Investors Look Beyond Baxter's Stumble for Upside

| About: Baxter International (BAX)
Sometimes, even good companies stumble, creating opportunities for investors. For those willing to look beyond past headlines to future growth opportunities, there's money to be made. And at Baxter International (NYSE:BAX), nearly $1 billion in charge-offs tied to its recalled COLLEAGUE infusion pump has created such an opportunity.
Investors have re-embraced healthcare this quarter as they reduced risk ahead of the notoriously troublesome summer. In Q2, the Healthcare ETF (NYSEARCA:XLV) has returned an impressive 6.59% while the S&P 500 has dropped 3.5%. And Baxter is up 12% this quarter as investors begin looking beyond the COLLEAGUE overhang toward future growth.
In 2010, Baxter's revenue rose 4% despite its troubles. And, in Q1, sales rose another 12%. The majority of its growth came in the United States, where sales were up 32% thanks to higher post-recession hospital spending.
Baxter's newly minted Medical Products segment, born in its post-recession restructuring, saw the fastest sales growth, with Q1 revenue rising 20.2% year-over-year to $1.86 billion. The segment accounted for $7.4 billion in 2010 sales and includes kidney, injectibles and IV-related products. While kidney products are the largest contributor to sales, accounting for 32% of segment revenue last year, they grew only 1% in the quarter. Instead, growth came from global injectibles, where sales were up 15% to $517 million, and IV therapies, where sales rose 9% to $428 million.

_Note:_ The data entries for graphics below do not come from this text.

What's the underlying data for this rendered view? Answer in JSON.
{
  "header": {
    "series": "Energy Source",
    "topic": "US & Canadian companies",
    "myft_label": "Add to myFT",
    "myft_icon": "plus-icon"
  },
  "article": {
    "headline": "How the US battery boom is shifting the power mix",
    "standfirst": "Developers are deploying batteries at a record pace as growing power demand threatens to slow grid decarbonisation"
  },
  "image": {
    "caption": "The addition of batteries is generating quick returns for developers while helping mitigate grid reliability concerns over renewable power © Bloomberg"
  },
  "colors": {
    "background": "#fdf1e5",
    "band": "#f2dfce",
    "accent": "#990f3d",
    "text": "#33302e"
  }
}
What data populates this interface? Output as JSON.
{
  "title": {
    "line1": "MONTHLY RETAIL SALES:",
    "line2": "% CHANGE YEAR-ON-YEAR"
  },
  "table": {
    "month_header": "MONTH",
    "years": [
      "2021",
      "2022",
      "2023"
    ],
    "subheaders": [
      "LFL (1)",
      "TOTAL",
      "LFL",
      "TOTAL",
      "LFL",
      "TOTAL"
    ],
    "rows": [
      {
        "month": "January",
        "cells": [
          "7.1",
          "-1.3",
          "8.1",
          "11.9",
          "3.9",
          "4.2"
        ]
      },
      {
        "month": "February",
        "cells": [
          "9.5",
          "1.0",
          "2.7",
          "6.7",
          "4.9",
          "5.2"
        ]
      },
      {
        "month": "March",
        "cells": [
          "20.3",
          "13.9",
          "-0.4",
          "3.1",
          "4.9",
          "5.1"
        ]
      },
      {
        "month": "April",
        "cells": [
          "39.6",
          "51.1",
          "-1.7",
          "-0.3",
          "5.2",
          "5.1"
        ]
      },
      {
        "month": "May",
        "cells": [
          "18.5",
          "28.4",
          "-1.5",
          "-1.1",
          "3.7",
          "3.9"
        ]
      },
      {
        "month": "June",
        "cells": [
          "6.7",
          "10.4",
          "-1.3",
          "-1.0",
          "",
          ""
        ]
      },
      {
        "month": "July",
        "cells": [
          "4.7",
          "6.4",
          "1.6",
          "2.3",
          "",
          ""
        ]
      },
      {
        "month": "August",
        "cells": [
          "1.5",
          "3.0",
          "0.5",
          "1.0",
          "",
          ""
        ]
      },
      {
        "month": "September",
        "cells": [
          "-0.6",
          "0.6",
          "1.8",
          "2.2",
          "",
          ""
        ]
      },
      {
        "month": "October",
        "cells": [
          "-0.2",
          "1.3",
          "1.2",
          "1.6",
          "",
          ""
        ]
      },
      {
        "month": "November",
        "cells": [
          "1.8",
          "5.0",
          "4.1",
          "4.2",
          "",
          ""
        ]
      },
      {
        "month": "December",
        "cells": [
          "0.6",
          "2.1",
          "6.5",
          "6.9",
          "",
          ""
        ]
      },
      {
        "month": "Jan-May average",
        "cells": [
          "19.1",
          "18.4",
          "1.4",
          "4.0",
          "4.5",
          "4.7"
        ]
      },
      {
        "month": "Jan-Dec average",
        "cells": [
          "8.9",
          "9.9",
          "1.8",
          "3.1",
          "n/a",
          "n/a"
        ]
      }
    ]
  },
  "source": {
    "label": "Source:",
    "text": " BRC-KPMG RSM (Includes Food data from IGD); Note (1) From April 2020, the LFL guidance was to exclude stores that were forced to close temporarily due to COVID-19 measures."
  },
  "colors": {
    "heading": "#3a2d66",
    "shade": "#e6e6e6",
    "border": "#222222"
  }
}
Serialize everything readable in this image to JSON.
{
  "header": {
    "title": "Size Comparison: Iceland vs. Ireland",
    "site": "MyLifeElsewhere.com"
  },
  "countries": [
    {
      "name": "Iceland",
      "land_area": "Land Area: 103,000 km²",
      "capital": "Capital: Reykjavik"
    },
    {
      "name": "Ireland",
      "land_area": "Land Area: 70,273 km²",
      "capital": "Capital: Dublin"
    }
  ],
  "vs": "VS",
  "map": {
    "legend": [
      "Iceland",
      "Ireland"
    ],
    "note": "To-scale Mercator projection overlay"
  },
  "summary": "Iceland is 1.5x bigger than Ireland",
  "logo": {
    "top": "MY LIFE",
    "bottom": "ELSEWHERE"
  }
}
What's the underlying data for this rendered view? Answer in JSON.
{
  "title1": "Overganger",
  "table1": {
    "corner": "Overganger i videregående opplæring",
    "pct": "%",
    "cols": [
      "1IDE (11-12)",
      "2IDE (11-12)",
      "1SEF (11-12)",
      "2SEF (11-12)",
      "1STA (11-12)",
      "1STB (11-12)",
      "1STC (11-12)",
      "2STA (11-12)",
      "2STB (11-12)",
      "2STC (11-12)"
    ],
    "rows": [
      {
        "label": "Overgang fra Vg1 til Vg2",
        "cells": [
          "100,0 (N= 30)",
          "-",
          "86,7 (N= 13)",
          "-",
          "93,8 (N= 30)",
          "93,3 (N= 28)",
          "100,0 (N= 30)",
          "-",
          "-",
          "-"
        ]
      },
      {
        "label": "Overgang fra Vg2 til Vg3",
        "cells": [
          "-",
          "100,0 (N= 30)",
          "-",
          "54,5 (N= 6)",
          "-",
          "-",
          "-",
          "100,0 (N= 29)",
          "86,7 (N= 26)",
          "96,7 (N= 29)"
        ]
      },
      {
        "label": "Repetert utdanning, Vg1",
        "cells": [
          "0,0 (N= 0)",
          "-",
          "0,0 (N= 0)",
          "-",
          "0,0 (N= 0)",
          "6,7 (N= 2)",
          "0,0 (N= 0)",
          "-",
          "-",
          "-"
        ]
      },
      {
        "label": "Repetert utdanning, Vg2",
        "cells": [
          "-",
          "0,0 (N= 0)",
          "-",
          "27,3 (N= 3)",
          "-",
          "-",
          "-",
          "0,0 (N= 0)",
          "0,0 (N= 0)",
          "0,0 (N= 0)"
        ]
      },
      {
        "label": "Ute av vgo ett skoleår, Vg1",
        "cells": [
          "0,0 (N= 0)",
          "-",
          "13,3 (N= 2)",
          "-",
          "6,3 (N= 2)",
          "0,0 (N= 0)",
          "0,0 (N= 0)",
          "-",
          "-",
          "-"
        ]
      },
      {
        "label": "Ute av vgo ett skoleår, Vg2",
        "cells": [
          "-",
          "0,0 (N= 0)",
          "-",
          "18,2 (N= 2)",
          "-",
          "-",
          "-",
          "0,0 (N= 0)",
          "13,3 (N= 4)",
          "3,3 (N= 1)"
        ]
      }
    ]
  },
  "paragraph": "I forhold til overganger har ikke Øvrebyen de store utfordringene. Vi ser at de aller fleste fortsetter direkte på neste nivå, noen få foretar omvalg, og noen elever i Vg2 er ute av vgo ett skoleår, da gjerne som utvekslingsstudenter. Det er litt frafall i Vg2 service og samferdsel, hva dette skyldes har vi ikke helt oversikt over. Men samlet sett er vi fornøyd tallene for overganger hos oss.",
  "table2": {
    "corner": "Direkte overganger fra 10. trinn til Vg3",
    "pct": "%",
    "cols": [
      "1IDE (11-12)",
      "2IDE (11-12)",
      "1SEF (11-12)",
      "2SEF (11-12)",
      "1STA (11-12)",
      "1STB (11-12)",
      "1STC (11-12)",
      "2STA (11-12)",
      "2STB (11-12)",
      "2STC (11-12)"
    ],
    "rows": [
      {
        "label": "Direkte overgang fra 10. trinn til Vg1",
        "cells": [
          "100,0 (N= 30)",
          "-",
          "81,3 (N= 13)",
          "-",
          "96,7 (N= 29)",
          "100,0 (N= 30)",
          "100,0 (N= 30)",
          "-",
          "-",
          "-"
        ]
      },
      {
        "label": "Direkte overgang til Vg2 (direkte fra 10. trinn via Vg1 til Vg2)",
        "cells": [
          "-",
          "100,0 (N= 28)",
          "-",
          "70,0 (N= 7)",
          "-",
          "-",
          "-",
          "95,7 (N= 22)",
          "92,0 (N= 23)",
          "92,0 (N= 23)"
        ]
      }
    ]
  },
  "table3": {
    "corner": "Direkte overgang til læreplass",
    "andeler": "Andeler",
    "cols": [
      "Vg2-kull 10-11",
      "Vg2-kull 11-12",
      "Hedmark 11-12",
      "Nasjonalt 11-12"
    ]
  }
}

Baxter's other segment, bioscience, generated $5.6 billion in 2010 and $1.4 billion in Q1 sales, rising 3% last quarter despite flat results from recombinants, the segment's largest contributor, which accounted for 37% of 2010 segment sales. Driving the upside was its regenerative medicine product line, where sales increased 18% to $140 million in Q1 thanks to Actifuse -- a bone graft material the company picked up when it acquired Apatech -- and Floseal, which is used to control bleeding. The segments antibody therapy products also saw double-digit growth, rising 16% to $374 million.
The slower growing kidney and recombinants products provide significant free cash flow, which reached $2 billion in 2010, up from $1.6 billion in 2008. This cash is fueling shareholder-friendly acquisitions, share buybacks and dividends. In Q1, Baxter bought back 12.4 million shares and it has $2.4 billion remaining on its buyback authorization.
One of the most interesting opportunities for Baxter is in its Gammagard Liquid, used to treat patients with primary immunodeficiencies. Baxter is actively testing Gammagard as a treatment for Alzheimer's, which is the sixth leading cause of death and affects 5.4 million people, and for multifocal motor neuropathy, which affects one in 100,000 people worldwide.
Additionally, Baxter's CD34+ stem cell phase III trial for chronic myocardial ischemia should initiate this year. Baxter also received orphan drug designation for its treatment for von Willebrand disease, which it expects to enter phase III trials this year. Overall, the company has 14 programs in phase III trials.
With a solid pipeline of new products and ongoing cash flow from well established lines including renal, Baxter is positioned for upside as global populations expand and emerging markets develop, providing new opportunities for care across under-served regions.

Disclosure: I have no positions in any stocks mentioned, but may initiate a long position in BAX over the next 72 hours.